- Born: Enzo Faletto Verne July 14, 1935 Santiago, Chile
- Died: July 22, 2003 (aged 68) Santiago, Chile
- Education: University of Chile
- Occupations: University professor, writer, historian, sociologist
- Political party: Socialist Party of Chile

= Enzo Faletto =

Chilean sociologist and historian

Enzo Doménico Faletto Verné (July 14, 1935 – June 22, 2003) was a Chilean sociologist and historian. Together with former Brazilian president and sociologist Fernando Henrique Cardoso, he wrote the book Dependency and Development in Latin America, an important contribution to the development of Dependency Theory.

== Biography ==
=== Early years and education ===

Born in the Chilean capital, Santiago, Faletto wanted to join the Foreign Legion. Frustrated about his chances of joining, at the age of 14 he entered the Arturo Prat Naval School, a branch of the Chilean Navy, located in Valparaíso. He was expelled from the corps for bad behavior and returned to Santiago to work in his father's armory.

He entered the History course at the University of Chile at the age of 20, where he graduated in 1957. After graduating in History, he moved to the Sociology department at Latin American Faculty of Social Sciences (FLACSO) to do her master's degree.

=== Career ===
In 1961, he joined the United Nations Economic Commission for Latin America and the Caribbean (ECLAC). With the establishment of the Brazilian military dictatorship in 1964, intellectuals such as Fernando Henrique Cardoso, Francisco Weffort and Vilmar Faria went into exile in Chile, where they met Faletto.

Cardoso and Faletto wrote the book Dependencia y desarrollo en América Latina, initially published by the Mexican publishing house Siglo XXI in 1969. The book was first published in Brazil by Zahar in Rio de Janeiro in 1970 under the title Dependência e Desenvolvimento na América Latina. A decade after its release in Mexico, the book was published in the United States by the University of California Press under the title Dependency and development in Latin America.

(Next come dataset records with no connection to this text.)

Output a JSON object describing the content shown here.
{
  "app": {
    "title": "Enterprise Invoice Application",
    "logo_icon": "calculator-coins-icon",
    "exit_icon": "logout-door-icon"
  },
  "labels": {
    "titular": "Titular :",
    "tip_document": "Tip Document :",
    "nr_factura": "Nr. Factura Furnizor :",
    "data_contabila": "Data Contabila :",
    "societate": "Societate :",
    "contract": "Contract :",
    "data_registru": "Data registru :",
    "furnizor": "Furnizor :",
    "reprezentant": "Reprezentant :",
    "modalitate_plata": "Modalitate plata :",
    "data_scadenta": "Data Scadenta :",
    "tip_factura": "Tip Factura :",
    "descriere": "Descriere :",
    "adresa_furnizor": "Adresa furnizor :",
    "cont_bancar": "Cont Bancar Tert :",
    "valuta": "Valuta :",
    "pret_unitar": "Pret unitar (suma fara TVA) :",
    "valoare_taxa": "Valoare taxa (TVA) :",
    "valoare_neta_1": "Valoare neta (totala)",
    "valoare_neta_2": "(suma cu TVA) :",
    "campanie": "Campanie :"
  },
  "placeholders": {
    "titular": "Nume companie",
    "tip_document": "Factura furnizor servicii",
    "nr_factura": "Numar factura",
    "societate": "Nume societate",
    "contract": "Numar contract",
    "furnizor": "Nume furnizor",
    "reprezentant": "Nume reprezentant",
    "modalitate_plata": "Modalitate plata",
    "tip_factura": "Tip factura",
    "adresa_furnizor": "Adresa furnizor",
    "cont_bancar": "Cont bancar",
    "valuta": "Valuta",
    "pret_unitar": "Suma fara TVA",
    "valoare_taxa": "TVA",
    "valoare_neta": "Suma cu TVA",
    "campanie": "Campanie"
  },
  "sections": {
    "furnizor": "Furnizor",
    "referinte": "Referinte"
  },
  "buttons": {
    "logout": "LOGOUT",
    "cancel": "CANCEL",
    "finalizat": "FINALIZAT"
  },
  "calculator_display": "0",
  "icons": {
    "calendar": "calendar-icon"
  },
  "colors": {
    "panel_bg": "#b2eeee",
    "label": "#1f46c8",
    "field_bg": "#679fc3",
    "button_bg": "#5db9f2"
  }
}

Between 1967 and 1972 Faletto taught sociology and journalism at the University of Chile. After the military coup in Chile in 1973, he was relieved of his duties as a university professor. During the dictatorship of General Augusto Pinochet, he worked as a researcher at FLACSO. It wasn't until the country's re-democratization in 1991 that he was reinstated as a professor at the University of Chile, he worked there until the end of his life, particularly in the sociology department. With a left-wing orientation, he was affiliated until the end of his life to the Socialist Party of Chile.

For his academic achievements, he received the title of honorary professor at the University of Chile, as well as the Valentin Letelier medal, also awarded by the university. In Argentina, he was awarded an honorary doctorate by the National University of Rosario.

=== Death ===
He died in Santiago on June 22, 2003 at the age of 67 from lung cancer.

== Publications (selection) ==

- Dimensiones Sociales, Políticas y Culturales del Desarrollo: Antologia. (Social, political and cultural dimensions of development: Anthology), Santiago: FLACSO-Chile, 2007.
- Como enfrentar la pobreza?: estrategias y experiencias organizacionales innovadoras. (How to confront poverty? Innovative organizational strategies and experiences), Buenos Aires: Grupo Editor Latinoamericano, 1989.
- Clases sociales y opciones políticas en Chile. (Social classes and political options in Chile), Santiago: FLACSO-Chile, 1981.
- Movimientos populares y alternativa de poder en Latinoamérica (People´s movements and power alternatives in Latin America) Mexico: Editorial Universidad Autónoma de Puebla, 1980.
- Dependency and development in Latin America (with Fernando Henrique Cardoso). Berkeley: University of California Press, 1979.
- Sociedad burguesa y liberalismo romántico. (Society of the middle class and romantic liberalism) Caracas: El Cid Editor, 1977.